W Giumri, w północno-zachodniej części Armenii, stacjonuje 102. baza wojskowa (licząca ponad 4 tys. żołnierzy), uznawana za jeden z najważniejszych punktów strategicznych wojsk rosyjskich na Kaukazie Południowym. Jak informowały wcześniej rosyjskie media, za stacjonowanie bazy Moskwa nie płaci. Umowa w sprawie jej dzierżawy została przedłużona do 2044 roku.
Druga rosyjska baza w Armenii?
Politycy armeńskiej opozycji wezwali do utworzenia w kraju drugiej rosyjskiej bazy w pobliżu miejscowości Sjunik, graniczącej z Górskim Karabachem.
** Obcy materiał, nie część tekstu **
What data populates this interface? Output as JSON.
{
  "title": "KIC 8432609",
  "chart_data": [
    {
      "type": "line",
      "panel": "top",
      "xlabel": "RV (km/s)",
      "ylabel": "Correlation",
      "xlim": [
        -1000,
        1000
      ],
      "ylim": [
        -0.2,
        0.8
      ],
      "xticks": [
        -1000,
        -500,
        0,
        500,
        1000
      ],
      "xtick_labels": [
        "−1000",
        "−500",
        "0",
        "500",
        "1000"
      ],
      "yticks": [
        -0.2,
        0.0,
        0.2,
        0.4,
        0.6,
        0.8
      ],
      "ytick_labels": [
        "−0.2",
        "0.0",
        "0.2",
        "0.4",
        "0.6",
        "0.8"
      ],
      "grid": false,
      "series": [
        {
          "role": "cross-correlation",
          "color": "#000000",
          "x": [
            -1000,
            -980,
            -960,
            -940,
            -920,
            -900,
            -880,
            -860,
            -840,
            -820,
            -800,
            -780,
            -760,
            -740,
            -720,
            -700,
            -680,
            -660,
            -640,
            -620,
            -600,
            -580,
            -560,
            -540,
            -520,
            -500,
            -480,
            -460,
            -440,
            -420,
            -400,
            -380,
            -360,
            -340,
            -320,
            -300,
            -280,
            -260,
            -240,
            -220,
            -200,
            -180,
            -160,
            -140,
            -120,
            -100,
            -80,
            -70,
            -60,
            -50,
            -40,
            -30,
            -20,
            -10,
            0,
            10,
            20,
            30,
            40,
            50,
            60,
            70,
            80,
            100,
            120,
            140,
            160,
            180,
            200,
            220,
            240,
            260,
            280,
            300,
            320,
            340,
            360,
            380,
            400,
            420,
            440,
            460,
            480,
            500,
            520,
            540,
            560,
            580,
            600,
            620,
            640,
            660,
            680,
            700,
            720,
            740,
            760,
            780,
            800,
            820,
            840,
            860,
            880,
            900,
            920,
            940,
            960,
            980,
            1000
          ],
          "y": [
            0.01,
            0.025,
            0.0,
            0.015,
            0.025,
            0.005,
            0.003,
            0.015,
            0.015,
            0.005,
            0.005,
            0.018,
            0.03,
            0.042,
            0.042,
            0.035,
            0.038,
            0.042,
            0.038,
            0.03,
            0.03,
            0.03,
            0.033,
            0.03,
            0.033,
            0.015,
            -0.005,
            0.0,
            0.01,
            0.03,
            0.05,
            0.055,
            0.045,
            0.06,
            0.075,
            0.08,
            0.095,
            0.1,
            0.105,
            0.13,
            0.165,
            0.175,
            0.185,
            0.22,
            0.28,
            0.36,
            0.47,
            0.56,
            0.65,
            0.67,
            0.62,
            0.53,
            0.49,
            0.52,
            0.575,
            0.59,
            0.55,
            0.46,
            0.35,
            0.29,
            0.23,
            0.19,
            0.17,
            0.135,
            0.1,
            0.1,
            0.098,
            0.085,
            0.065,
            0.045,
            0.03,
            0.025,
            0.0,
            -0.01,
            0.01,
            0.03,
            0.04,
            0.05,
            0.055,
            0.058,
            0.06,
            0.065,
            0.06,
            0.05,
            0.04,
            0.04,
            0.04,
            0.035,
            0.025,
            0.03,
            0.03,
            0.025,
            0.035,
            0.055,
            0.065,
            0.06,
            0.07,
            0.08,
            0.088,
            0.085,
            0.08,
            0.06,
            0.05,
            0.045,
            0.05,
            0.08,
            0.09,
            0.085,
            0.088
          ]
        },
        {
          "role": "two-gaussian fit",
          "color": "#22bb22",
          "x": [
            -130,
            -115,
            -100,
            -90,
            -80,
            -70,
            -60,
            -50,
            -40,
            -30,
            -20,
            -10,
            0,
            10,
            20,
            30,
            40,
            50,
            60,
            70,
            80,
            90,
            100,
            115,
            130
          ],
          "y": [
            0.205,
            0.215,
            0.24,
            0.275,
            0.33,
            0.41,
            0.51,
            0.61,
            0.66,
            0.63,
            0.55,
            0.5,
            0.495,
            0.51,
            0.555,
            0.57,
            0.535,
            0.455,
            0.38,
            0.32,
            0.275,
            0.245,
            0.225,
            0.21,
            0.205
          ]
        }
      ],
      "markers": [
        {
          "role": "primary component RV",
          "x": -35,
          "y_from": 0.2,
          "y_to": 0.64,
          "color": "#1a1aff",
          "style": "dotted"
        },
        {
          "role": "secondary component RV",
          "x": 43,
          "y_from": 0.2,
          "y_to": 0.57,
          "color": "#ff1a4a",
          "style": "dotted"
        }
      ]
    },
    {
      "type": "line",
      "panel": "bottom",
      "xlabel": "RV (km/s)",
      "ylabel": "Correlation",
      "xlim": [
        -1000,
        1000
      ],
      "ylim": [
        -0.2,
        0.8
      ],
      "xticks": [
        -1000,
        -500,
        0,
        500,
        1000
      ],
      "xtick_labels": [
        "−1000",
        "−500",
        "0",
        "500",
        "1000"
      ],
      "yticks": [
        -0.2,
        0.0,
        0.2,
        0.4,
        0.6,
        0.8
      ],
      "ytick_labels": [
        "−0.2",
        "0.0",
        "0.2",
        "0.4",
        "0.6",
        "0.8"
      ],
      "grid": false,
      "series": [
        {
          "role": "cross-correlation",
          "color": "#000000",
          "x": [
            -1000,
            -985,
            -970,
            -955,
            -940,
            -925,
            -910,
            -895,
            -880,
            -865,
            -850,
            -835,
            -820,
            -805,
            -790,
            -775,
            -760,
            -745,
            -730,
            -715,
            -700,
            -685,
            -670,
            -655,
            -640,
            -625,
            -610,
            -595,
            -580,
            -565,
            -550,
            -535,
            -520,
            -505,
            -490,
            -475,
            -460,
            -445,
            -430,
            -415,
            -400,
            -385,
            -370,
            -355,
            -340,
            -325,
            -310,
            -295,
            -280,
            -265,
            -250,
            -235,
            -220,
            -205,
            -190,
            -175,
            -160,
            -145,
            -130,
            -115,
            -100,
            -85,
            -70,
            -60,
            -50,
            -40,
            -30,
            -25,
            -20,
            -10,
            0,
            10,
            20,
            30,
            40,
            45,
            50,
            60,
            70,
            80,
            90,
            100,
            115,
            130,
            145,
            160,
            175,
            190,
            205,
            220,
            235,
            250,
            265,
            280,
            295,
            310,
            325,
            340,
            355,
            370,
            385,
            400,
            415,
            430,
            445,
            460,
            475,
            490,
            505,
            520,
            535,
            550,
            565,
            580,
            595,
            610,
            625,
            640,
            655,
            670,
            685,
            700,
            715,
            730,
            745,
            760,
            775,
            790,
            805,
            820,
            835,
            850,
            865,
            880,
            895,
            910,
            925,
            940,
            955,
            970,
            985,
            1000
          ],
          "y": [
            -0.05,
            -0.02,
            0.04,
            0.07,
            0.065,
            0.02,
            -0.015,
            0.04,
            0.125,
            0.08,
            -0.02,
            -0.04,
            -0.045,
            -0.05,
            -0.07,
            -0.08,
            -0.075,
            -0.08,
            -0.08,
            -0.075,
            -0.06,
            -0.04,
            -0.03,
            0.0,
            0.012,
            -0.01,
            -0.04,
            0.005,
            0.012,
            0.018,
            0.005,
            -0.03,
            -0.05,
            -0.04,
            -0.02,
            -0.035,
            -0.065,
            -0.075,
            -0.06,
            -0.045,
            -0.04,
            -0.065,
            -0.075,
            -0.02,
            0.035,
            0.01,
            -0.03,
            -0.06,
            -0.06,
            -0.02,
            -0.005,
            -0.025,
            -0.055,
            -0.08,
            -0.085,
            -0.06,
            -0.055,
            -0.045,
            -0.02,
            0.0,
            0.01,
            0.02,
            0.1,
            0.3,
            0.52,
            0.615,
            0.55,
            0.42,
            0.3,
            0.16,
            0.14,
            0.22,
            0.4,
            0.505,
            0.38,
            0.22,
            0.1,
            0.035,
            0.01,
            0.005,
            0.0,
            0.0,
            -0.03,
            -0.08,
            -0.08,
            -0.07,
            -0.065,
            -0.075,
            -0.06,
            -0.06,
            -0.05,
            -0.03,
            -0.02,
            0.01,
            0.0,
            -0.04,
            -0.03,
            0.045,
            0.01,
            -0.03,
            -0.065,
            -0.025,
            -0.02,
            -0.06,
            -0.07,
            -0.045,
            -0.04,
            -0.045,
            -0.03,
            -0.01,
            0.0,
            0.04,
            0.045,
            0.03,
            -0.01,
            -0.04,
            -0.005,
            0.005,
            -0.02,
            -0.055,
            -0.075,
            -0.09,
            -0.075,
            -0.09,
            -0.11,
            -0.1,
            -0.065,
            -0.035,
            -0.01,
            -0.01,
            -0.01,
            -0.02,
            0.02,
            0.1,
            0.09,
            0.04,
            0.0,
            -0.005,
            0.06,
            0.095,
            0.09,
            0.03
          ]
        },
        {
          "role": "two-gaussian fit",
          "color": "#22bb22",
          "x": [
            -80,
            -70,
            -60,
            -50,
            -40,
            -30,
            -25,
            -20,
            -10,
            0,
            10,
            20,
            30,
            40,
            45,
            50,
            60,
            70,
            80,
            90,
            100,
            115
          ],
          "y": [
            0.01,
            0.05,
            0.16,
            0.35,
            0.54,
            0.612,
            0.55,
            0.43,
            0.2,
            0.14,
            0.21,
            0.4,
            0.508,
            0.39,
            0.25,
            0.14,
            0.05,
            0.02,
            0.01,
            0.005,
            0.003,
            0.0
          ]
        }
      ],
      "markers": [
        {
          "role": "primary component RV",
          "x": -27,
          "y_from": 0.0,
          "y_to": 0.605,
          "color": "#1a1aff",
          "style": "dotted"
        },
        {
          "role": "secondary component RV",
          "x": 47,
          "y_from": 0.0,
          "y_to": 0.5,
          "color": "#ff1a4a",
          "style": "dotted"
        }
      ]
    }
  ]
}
Arutiunjan powiedział, że nie widzi potrzeby formalnego otwierania przez Rosję drugiej bazy wojskowej, ale poinformował, że oba kraje rozważają wysłanie jednostki wojskowej z istniejącej rosyjskiej bazy do wschodniej części kraju bliżej granicy z Azerbejdżanem. Jednocześnie nie ujawnił celu potencjalnego przeniesienia sił ani ich dokładnej lokalizacji.
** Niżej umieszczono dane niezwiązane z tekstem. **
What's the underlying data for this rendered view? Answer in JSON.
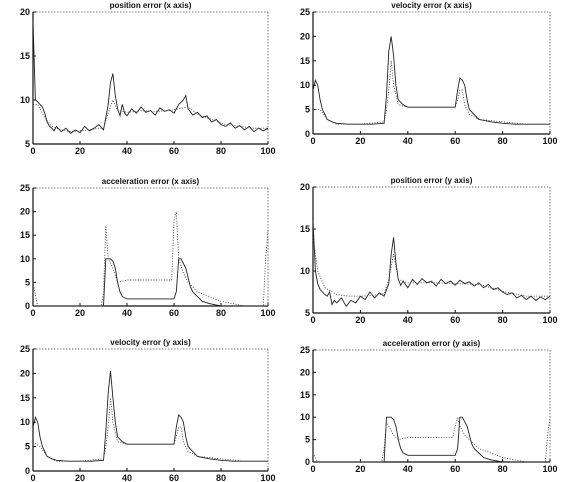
{
  "chart_data": [
    {
      "type": "line",
      "title": "position error  (x axis)",
      "xlim": [
        0,
        100
      ],
      "ylim": [
        5,
        20
      ],
      "xticks": [
        "0",
        "20",
        "40",
        "60",
        "80",
        "100"
      ],
      "yticks": [
        "5",
        "10",
        "15",
        "20"
      ],
      "series": [
        {
          "style": "solid",
          "color": "#222222",
          "x": [
            0,
            1,
            2,
            3,
            4,
            5,
            6,
            7,
            8,
            9,
            10,
            12,
            14,
            16,
            18,
            20,
            22,
            24,
            26,
            28,
            30,
            31,
            32,
            33,
            34,
            35,
            36,
            37,
            38,
            39,
            40,
            42,
            44,
            46,
            48,
            50,
            52,
            54,
            56,
            58,
            60,
            62,
            64,
            65,
            66,
            68,
            70,
            72,
            74,
            76,
            78,
            80,
            82,
            84,
            86,
            88,
            90,
            92,
            94,
            96,
            98,
            100
          ],
          "y": [
            19,
            10,
            9.8,
            9.5,
            9.2,
            8.5,
            7.5,
            7,
            6.8,
            6.5,
            7,
            6.4,
            6.8,
            6.2,
            6.6,
            6.3,
            7,
            6.5,
            6.8,
            7.2,
            6.6,
            8,
            9.5,
            12,
            13,
            10.5,
            9,
            8.2,
            9.5,
            8.5,
            8.2,
            9,
            8.5,
            9.2,
            8.6,
            8.8,
            8.3,
            9.1,
            8.7,
            8.9,
            8.5,
            9.5,
            10,
            10.5,
            9,
            8.3,
            8.6,
            8,
            8.2,
            7.5,
            7.8,
            7.2,
            7,
            7.4,
            6.8,
            7.1,
            6.6,
            7,
            6.4,
            6.8,
            6.5,
            6.8
          ]
        },
        {
          "style": "dotted",
          "color": "#444444",
          "x": [
            0,
            2,
            5,
            8,
            12,
            16,
            20,
            24,
            28,
            30,
            32,
            34,
            36,
            40,
            46,
            52,
            58,
            62,
            66,
            70,
            76,
            82,
            88,
            94,
            100
          ],
          "y": [
            9.5,
            9.5,
            8,
            7,
            6.6,
            6.4,
            6.5,
            6.6,
            6.8,
            6.8,
            8.5,
            10,
            8.8,
            8.6,
            8.8,
            8.7,
            8.8,
            9,
            9.2,
            8.4,
            7.8,
            7.2,
            7,
            6.8,
            6.8
          ]
        }
      ]
    },
    {
      "type": "line",
      "title": "velocity error  (x axis)",
      "xlim": [
        0,
        100
      ],
      "ylim": [
        0,
        25
      ],
      "xticks": [
        "0",
        "20",
        "40",
        "60",
        "80",
        "100"
      ],
      "yticks": [
        "0",
        "5",
        "10",
        "15",
        "20",
        "25"
      ],
      "series": [
        {
          "style": "solid",
          "color": "#222222",
          "x": [
            0,
            1,
            2,
            3,
            4,
            5,
            6,
            8,
            10,
            15,
            20,
            25,
            30,
            31,
            32,
            33,
            34,
            35,
            36,
            38,
            40,
            45,
            50,
            55,
            60,
            61,
            62,
            63,
            64,
            65,
            66,
            68,
            70,
            75,
            80,
            85,
            90,
            95,
            100
          ],
          "y": [
            9,
            11,
            10,
            7,
            5,
            4,
            3,
            2.5,
            2.2,
            2,
            2,
            2,
            2.2,
            8,
            17,
            20,
            16,
            10,
            7,
            6,
            5.5,
            5.5,
            5.5,
            5.5,
            5.5,
            9,
            11.5,
            11,
            10,
            7,
            5,
            4,
            3,
            2.5,
            2.2,
            2,
            2,
            2,
            2
          ]
        },
        {
          "style": "dotted",
          "color": "#444444",
          "x": [
            0,
            3,
            6,
            10,
            20,
            30,
            31,
            32,
            33,
            34,
            36,
            40,
            50,
            60,
            61,
            62,
            63,
            64,
            66,
            70,
            80,
            90,
            100
          ],
          "y": [
            5,
            5,
            3,
            2,
            2,
            2.5,
            5,
            9,
            15,
            10,
            6,
            5.5,
            5.5,
            5.5,
            7,
            9,
            9,
            6,
            4,
            3,
            2.5,
            2,
            2
          ]
        }
      ]
    },
    {
      "type": "line",
      "title": "acceleration error  (x axis)",
      "xlim": [
        0,
        100
      ],
      "ylim": [
        0,
        25
      ],
      "xticks": [
        "0",
        "20",
        "40",
        "60",
        "80",
        "100"
      ],
      "yticks": [
        "0",
        "5",
        "10",
        "15",
        "20",
        "25"
      ],
      "series": [
        {
          "style": "solid",
          "color": "#222222",
          "x": [
            0,
            10,
            20,
            29,
            30,
            31,
            32,
            33,
            34,
            35,
            36,
            37,
            38,
            40,
            45,
            50,
            55,
            59,
            60,
            61,
            62,
            63,
            64,
            65,
            66,
            67,
            68,
            70,
            72,
            75,
            80,
            90,
            99,
            100
          ],
          "y": [
            0,
            0,
            0,
            0,
            0,
            10,
            10,
            10,
            9.5,
            8,
            5,
            3,
            2,
            1.5,
            1.5,
            1.5,
            1.5,
            1.5,
            1.5,
            3,
            10,
            10,
            9,
            8,
            6,
            4,
            3,
            2,
            1,
            0.5,
            0,
            0,
            0,
            0
          ]
        },
        {
          "style": "dotted",
          "color": "#444444",
          "x": [
            0,
            2,
            10,
            20,
            29,
            30,
            31,
            32,
            34,
            36,
            40,
            50,
            59,
            60,
            61,
            62,
            64,
            66,
            70,
            80,
            90,
            98,
            99,
            100
          ],
          "y": [
            5,
            0,
            0,
            0,
            0,
            3,
            17,
            10,
            8,
            5,
            5.5,
            5.5,
            5.5,
            18,
            20,
            10,
            7,
            5,
            3,
            1,
            0,
            0,
            10,
            16
          ]
        }
      ]
    },
    {
      "type": "line",
      "title": "position error  (y axis)",
      "xlim": [
        0,
        100
      ],
      "ylim": [
        5,
        20
      ],
      "xticks": [
        "0",
        "20",
        "40",
        "60",
        "80",
        "100"
      ],
      "yticks": [
        "5",
        "10",
        "15",
        "20"
      ],
      "series": [
        {
          "style": "solid",
          "color": "#222222",
          "x": [
            0,
            1,
            2,
            3,
            4,
            5,
            6,
            7,
            8,
            9,
            10,
            12,
            14,
            16,
            18,
            20,
            22,
            24,
            26,
            28,
            30,
            32,
            33,
            34,
            35,
            36,
            37,
            38,
            40,
            42,
            44,
            46,
            48,
            50,
            52,
            54,
            56,
            58,
            60,
            62,
            64,
            66,
            68,
            70,
            72,
            74,
            76,
            78,
            80,
            82,
            84,
            86,
            88,
            90,
            92,
            94,
            96,
            98,
            100
          ],
          "y": [
            16,
            10,
            8.5,
            7.8,
            7.5,
            7.2,
            7,
            7.5,
            6,
            6.5,
            6.2,
            6.8,
            5.8,
            6.5,
            6.2,
            7,
            6.6,
            7.5,
            6.8,
            7.4,
            7,
            8.5,
            12,
            14,
            11,
            9,
            8.3,
            8.8,
            8,
            9,
            8.4,
            9.1,
            8.6,
            8.8,
            8.2,
            9,
            8.5,
            8.8,
            8.3,
            8.9,
            8.5,
            8.7,
            8.2,
            8.6,
            8,
            8.4,
            7.8,
            8,
            7.5,
            7.2,
            7.4,
            6.8,
            7.1,
            6.6,
            7,
            6.5,
            6.9,
            6.6,
            7
          ]
        },
        {
          "style": "dotted",
          "color": "#444444",
          "x": [
            0,
            2,
            5,
            10,
            15,
            20,
            25,
            30,
            32,
            34,
            36,
            40,
            50,
            60,
            70,
            80,
            90,
            100
          ],
          "y": [
            14,
            10,
            8,
            7.2,
            7,
            7,
            7.1,
            7.3,
            9,
            12,
            9,
            8.6,
            8.6,
            8.5,
            8.4,
            7.6,
            7,
            7
          ]
        }
      ]
    },
    {
      "type": "line",
      "title": "velocity error  (y axis)",
      "xlim": [
        0,
        100
      ],
      "ylim": [
        0,
        25
      ],
      "xticks": [
        "0",
        "20",
        "40",
        "60",
        "80",
        "100"
      ],
      "yticks": [
        "0",
        "5",
        "10",
        "15",
        "20",
        "25"
      ],
      "series": [
        {
          "style": "solid",
          "color": "#222222",
          "x": [
            0,
            1,
            2,
            3,
            4,
            5,
            6,
            8,
            10,
            15,
            20,
            25,
            30,
            31,
            32,
            33,
            34,
            35,
            36,
            38,
            40,
            45,
            50,
            55,
            60,
            61,
            62,
            63,
            64,
            65,
            66,
            68,
            70,
            75,
            80,
            85,
            90,
            95,
            100
          ],
          "y": [
            9,
            11,
            10,
            7,
            5,
            4,
            3,
            2.5,
            2.2,
            2,
            2,
            2,
            2.2,
            8,
            16,
            20.5,
            15,
            10,
            7,
            6,
            5.5,
            5.5,
            5.5,
            5.5,
            5.5,
            9,
            11.5,
            11,
            10,
            7,
            5,
            4,
            3,
            2.5,
            2.2,
            2,
            2,
            2,
            2
          ]
        },
        {
          "style": "dotted",
          "color": "#444444",
          "x": [
            0,
            3,
            6,
            10,
            20,
            30,
            31,
            32,
            33,
            34,
            36,
            40,
            50,
            60,
            61,
            62,
            63,
            64,
            66,
            70,
            80,
            90,
            100
          ],
          "y": [
            6,
            5,
            3,
            2,
            2,
            2.5,
            5,
            9,
            15,
            10,
            6,
            5.5,
            5.5,
            5.5,
            7,
            9,
            9,
            6,
            4,
            3,
            2.5,
            2,
            2
          ]
        }
      ]
    },
    {
      "type": "line",
      "title": "acceleration error  (y axis)",
      "xlim": [
        0,
        100
      ],
      "ylim": [
        0,
        25
      ],
      "xticks": [
        "0",
        "20",
        "40",
        "60",
        "80",
        "100"
      ],
      "yticks": [
        "0",
        "5",
        "10",
        "15",
        "20",
        "25"
      ],
      "series": [
        {
          "style": "solid",
          "color": "#222222",
          "x": [
            0,
            10,
            20,
            29,
            30,
            31,
            32,
            33,
            34,
            35,
            36,
            37,
            38,
            40,
            45,
            50,
            55,
            59,
            60,
            61,
            62,
            63,
            64,
            65,
            66,
            67,
            68,
            70,
            72,
            75,
            80,
            90,
            99,
            100
          ],
          "y": [
            0,
            0,
            0,
            0,
            0,
            10,
            10,
            10,
            9.5,
            8,
            5,
            3,
            2,
            1.5,
            1.5,
            1.5,
            1.5,
            1.5,
            1.5,
            3,
            10,
            10,
            9,
            8,
            6,
            4,
            3,
            2,
            1,
            0.5,
            0,
            0,
            0,
            0
          ]
        },
        {
          "style": "dotted",
          "color": "#444444",
          "x": [
            0,
            2,
            10,
            20,
            29,
            30,
            31,
            32,
            34,
            36,
            40,
            50,
            59,
            60,
            61,
            62,
            64,
            66,
            70,
            80,
            90,
            98,
            99,
            100
          ],
          "y": [
            2,
            0,
            0,
            0,
            0,
            3,
            9,
            8,
            6,
            5,
            5.5,
            5.5,
            5.5,
            8,
            10,
            8,
            6,
            5,
            3,
            1,
            0,
            0,
            6,
            10
          ]
        }
      ]
    }
  ]
}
Próba odzyskania kontroli nad separatystycznym regionem
We wrześniu 2020 roku Azerbejdżan podjął próbę odzyskania kontroli nad Górskim Karabachem – separatystycznym regionem, de iure będącym częścią Azerbejdżanu, a od połowy lat 90. XX wieku kontrolowanym przez Ormian. Po sześciu tygodniach walk, w trakcie których Baku uzyskało znaczną przewagę i zdobycze terytorialne, 9 listopada podpisano trójstronne (Armenia, Azerbejdżan oraz Rosja jako gwarant) porozumienie o zawieszeniu broni.
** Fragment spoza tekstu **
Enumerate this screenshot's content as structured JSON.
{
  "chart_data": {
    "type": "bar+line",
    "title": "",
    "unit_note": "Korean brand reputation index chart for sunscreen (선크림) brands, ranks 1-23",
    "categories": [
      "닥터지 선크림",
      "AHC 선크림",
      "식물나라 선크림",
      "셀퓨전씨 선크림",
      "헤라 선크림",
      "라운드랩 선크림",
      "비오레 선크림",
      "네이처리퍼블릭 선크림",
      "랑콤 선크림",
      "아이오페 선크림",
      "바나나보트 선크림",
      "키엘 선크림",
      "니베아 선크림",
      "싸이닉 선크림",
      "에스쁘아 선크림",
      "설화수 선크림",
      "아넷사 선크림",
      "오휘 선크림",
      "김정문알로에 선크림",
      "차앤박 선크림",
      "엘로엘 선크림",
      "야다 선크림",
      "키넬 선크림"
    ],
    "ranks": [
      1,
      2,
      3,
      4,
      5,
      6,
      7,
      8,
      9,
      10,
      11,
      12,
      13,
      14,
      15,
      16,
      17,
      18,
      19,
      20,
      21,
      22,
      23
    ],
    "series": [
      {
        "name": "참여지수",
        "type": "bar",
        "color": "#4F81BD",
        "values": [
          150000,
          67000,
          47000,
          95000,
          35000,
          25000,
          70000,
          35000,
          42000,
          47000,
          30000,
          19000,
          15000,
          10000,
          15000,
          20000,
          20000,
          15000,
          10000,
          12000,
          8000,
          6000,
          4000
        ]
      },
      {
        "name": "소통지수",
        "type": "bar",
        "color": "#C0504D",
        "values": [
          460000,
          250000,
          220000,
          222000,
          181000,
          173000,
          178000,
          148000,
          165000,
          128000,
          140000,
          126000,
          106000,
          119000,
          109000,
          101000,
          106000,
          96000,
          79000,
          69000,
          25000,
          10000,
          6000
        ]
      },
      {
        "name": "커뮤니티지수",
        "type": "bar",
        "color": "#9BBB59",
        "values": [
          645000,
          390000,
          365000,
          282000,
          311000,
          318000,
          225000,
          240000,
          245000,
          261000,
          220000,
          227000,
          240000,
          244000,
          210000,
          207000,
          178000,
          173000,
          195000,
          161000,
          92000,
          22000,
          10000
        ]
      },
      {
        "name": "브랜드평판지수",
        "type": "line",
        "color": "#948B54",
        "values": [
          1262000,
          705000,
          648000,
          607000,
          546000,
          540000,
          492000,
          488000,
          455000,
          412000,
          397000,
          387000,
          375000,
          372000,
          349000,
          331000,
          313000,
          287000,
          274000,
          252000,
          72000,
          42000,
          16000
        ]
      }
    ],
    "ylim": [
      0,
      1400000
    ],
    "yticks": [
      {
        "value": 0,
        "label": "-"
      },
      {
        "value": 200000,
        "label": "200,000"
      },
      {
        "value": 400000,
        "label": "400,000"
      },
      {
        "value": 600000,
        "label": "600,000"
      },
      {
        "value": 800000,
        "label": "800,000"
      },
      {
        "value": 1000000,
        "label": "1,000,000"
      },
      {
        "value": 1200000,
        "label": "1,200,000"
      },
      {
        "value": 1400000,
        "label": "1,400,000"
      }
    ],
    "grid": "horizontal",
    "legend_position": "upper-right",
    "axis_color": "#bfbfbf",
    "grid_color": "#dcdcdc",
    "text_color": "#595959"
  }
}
Na jego mocy do regionu wprowadzono rosyjskie siły pokojowe, które mają tam pozostać przez co najmniej pięć lat. Armenia zobowiązała się do przekazania Azerbejdżanowi zajętych terenów w Górskim Karabachu oraz trzech rejonów przylegających do niego, uzgodniono też wymianę jeńców.
W czasie jesiennych walk zginęło według oficjalnych danych 2783 żołnierzy azerskich. W grudniu Erywań informował o śmierci swoich 2996 żołnierzy.